まず、メーカーと密接な関係を築く際に問題となる点を列挙してみます。

(1)日本の大学教員の性格:自分がやりたいことをやる、という文化が浸透しており、企業のニーズとあわない。

(2)ドクターやポスドクのなり手が少ない。:これは日本が終身雇用制であることが原因の一つだと考えられます。新卒採用を逃すと就職の幅が狭くなるので、学生がドクターに進みたがりません。

(3)現在の大学教員の評価が論文に偏っていること。メーカーとの契約には守秘義務などがつきものであり、論文を書く妨げになる場合があります。

(4)現在はメーカーからの大学への研究投資は割とアメリカに集中しているが、そもそもメーカー側の研究受託の需要がそれほどない可能性がある。その場合アメリカの大学との競争になる。アメリカの大学は学費も高く寄付による設備投資も充実しており、対等に戦うのは困難。

 

また、逆にアメリカの工学部の問題点として、研究が長続きしないという意見をいただきました。企業からの受託研究やプロジェクト資金に頼っているため、これが途絶えると部署ごと消滅する場合もあります。
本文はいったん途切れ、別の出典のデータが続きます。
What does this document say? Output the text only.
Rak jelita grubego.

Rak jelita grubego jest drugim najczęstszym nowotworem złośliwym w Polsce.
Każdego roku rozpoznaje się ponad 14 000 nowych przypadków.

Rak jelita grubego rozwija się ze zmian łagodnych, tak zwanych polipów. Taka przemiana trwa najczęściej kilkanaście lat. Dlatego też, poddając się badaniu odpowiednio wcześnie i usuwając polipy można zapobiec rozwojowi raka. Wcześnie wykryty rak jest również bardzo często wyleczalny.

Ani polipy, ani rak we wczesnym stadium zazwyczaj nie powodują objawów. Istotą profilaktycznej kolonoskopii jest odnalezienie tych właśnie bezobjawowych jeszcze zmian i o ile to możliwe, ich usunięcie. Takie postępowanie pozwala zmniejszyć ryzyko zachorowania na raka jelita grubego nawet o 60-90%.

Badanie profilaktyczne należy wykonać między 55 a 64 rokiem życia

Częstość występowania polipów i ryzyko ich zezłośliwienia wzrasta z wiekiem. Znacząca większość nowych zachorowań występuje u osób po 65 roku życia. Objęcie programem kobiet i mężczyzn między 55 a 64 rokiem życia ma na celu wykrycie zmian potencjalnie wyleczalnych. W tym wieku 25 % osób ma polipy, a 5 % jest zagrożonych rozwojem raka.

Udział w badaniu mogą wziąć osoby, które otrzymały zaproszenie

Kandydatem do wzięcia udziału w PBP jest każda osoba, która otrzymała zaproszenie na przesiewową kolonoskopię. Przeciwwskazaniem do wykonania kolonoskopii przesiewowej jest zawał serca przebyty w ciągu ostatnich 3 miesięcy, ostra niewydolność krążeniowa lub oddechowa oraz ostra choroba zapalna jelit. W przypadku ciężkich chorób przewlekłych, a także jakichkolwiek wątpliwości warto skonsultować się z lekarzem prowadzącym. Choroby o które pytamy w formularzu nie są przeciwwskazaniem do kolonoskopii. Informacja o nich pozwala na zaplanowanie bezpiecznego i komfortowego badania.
裏を返すと、日本の理学部的工学部のメリットの一つはここにあるんでしょうね。定年まで同じテーマを貫く方も結構いらっしゃいます。

 

今のところまだ自分の頭の中も整理できていない状態です。なんとなく、どちらかに偏りすぎないほうがよさそうな気がします。今の日本の工学部は理学寄りに偏りすぎている気がします。